In einem Land vor unserer Zeit war Heise für hochqualitativen IT-Journalismus bekannt. Doch heutzutage nähert sich der Verlag eher den Ergüssen der des Springer-Verlages Axel Springer AG an. Gerade gab es mal wieder ein klassisches Beispiel dafür.
Unter dem Titel Firefox sendet wie Chrome Daten an Google zitiert Heise die “ausgewiesenen” Spezialisten des Gemeinnützigen Verein zur Förderung der Suchmaschinen-Technologie und des freien Wissenszugangs und behauptet folgendes:
Wie der SuMa eV in einem Newsletter hervorhebt, teilt Firefox in seiner Voreinstellung Google ebenfalls mit, welche Seiten ein Surfer aufruft. Wenn browser.safebrowsing.enabled den Wert true hat, läuft die Registrierung der URLs bei Google. [...] safebrowsing bedeutet, dass Google bei jeder URL anhand einer Liste prüft, ob es sich um eine sogenannte böse Webseite handelt.
Dies ist falsch, wenn nicht sogar eine glatte Lüge! Firefox überträgt in keinem Fall alle aufgerufenen URLS an Google! Wer das nicht glauben möchte, der darf gerne den Netzwerk-Sniffer Wireshark anwerfen und selber nachsehen, was passiert.

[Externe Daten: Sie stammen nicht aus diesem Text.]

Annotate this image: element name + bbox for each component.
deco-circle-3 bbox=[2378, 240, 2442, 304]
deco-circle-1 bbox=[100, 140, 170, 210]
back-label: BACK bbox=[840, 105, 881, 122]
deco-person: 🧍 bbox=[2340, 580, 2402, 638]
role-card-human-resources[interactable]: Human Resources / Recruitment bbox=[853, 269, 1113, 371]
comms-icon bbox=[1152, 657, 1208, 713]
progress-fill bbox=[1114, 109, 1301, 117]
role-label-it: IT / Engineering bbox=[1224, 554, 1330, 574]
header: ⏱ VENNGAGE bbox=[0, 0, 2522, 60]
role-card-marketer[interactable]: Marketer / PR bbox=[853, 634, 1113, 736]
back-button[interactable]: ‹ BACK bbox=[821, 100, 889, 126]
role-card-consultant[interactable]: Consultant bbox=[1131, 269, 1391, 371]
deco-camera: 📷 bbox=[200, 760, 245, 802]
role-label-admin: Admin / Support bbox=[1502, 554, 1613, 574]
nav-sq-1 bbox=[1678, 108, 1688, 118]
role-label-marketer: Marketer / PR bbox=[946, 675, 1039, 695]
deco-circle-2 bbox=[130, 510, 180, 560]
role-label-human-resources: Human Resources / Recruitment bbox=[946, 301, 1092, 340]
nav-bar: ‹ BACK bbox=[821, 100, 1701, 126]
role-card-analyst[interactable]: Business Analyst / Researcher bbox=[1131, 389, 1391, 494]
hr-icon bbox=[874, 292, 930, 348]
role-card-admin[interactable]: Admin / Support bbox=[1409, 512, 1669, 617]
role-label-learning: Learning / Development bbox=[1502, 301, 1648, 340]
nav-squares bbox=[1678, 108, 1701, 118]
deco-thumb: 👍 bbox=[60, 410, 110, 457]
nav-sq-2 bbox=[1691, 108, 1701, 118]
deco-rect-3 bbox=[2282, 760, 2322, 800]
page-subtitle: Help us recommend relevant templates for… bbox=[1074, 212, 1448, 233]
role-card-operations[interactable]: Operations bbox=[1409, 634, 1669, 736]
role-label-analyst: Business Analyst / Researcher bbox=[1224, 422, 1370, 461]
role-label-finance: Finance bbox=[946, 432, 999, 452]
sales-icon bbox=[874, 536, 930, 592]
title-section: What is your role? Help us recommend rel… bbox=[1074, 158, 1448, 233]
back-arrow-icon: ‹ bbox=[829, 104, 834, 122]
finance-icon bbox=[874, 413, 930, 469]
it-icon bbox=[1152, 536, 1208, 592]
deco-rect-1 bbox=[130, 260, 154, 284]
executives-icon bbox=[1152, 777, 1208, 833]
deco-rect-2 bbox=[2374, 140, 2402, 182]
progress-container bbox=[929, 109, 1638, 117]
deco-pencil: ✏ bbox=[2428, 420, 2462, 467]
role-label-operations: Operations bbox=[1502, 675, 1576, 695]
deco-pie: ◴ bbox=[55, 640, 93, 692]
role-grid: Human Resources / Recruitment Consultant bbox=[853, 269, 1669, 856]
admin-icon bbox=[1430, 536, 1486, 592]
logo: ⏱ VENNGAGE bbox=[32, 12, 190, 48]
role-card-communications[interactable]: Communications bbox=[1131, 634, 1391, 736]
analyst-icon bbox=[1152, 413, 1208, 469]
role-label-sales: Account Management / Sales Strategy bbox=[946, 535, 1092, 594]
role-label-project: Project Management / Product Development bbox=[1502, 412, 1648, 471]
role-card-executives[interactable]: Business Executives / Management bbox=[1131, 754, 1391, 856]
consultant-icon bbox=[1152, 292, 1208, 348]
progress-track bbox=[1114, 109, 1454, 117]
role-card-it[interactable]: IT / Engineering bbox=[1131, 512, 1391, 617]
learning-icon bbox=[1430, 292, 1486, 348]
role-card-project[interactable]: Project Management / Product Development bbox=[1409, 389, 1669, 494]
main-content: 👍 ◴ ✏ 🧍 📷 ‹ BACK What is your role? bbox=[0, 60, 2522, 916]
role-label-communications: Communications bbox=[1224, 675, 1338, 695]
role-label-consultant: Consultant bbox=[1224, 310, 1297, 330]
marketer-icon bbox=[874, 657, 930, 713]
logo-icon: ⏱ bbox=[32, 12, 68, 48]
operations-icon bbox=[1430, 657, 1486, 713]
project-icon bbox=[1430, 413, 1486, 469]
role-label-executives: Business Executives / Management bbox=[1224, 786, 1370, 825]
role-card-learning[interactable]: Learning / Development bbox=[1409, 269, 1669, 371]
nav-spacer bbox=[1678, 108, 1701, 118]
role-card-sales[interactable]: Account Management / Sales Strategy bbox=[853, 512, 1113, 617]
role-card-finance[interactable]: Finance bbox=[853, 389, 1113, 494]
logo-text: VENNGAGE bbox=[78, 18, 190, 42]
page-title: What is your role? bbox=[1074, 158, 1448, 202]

Folgendes ist Thema der Diskussion. Firefox 3.0 verfügt über einen Phising-Filter. Beim Abruf einer Webseite wird die URL gegen eine lokal gespeicherte Datenbank abgeglichen. Ist die URL auf dieser Blacklist nicht enthalten, so lädt Firefox die Webseite herunter und stellt sie dar. Kein Bit wird diesbezüglich zu Google übertragen.
Google kommt ins Spiel, wenn sich eine abzurufende URL auf der Blacklist befindet. Dann - und nur dann - überträgt Firefox Daten zu Google. Sollte die URL auf der Blacklist stehen, so bildet Firefox aus der URL einen Hashwert, überträgt ihn zu Google und bekommt als Antwort zurück, ob diese URL tatsächlich noch in der Phising Datenbank vorhanden ist.
Man kann dies gut selber nachprüfen. Man startet Wireshark, überwacht seine Netzwerkschnittstelle und sucht sich eine Phising-Url von PhishTank heraus. Diese ruft man dann im Browser auf. Die kompletten zu Google übertragenen Daten sehen dann so
POST /safebrowsing/gethash?client=Firefox&appver=3.0.1&pver=2.1&wrkey=AKEgN [...] jtOFfFeQ== HTTP/1.1\r\n
Host: safebrowsing.clients.google.com\r\n
aus. Ruft man eine unverfängliche URL auf, so sieht man, dass keine Daten zu Google übertragen werden. Heise hat seine Hausaufgaben also komplett abgeschrieben, ohne auch nur einen kleinen Check der Behauptung des SuMa eV durchzuführen.
Den blanken Hohn empfinde ich die Hinweise, wie man die “Datenübertragung” zu Google stoppt. Es werden Tipps gegeben, wie man die entsprechenden Schlüssel in der “about:config” Datenbank des Firefox ändert. Was soll das? Firefox bietet in den Einstellungen zwei Checkboxen an, die exakt diese Schlüssel setzen
Warum empfiehlt Heise den Weg über “about:config”? Ich kann nur raten, aber mein Magen sagt mit: Die Meldung gewinnt noch ein paar Körnchen Brisanz und Dramatik, wenn man eine Funktion nur über solch versteckte und geheimnisvolle Wege wie “about:config” deaktivieren kann.
PS: Heise hat seinen Artikel gerade nach gebessert und die Fakten klargestellt. Dennoch bestätigen solche Enten in meinen Augen mal wieder dass der Sensations-Journalismus a la Springer-Presse weite Kreise zieht! Quote machen um jeden Preis.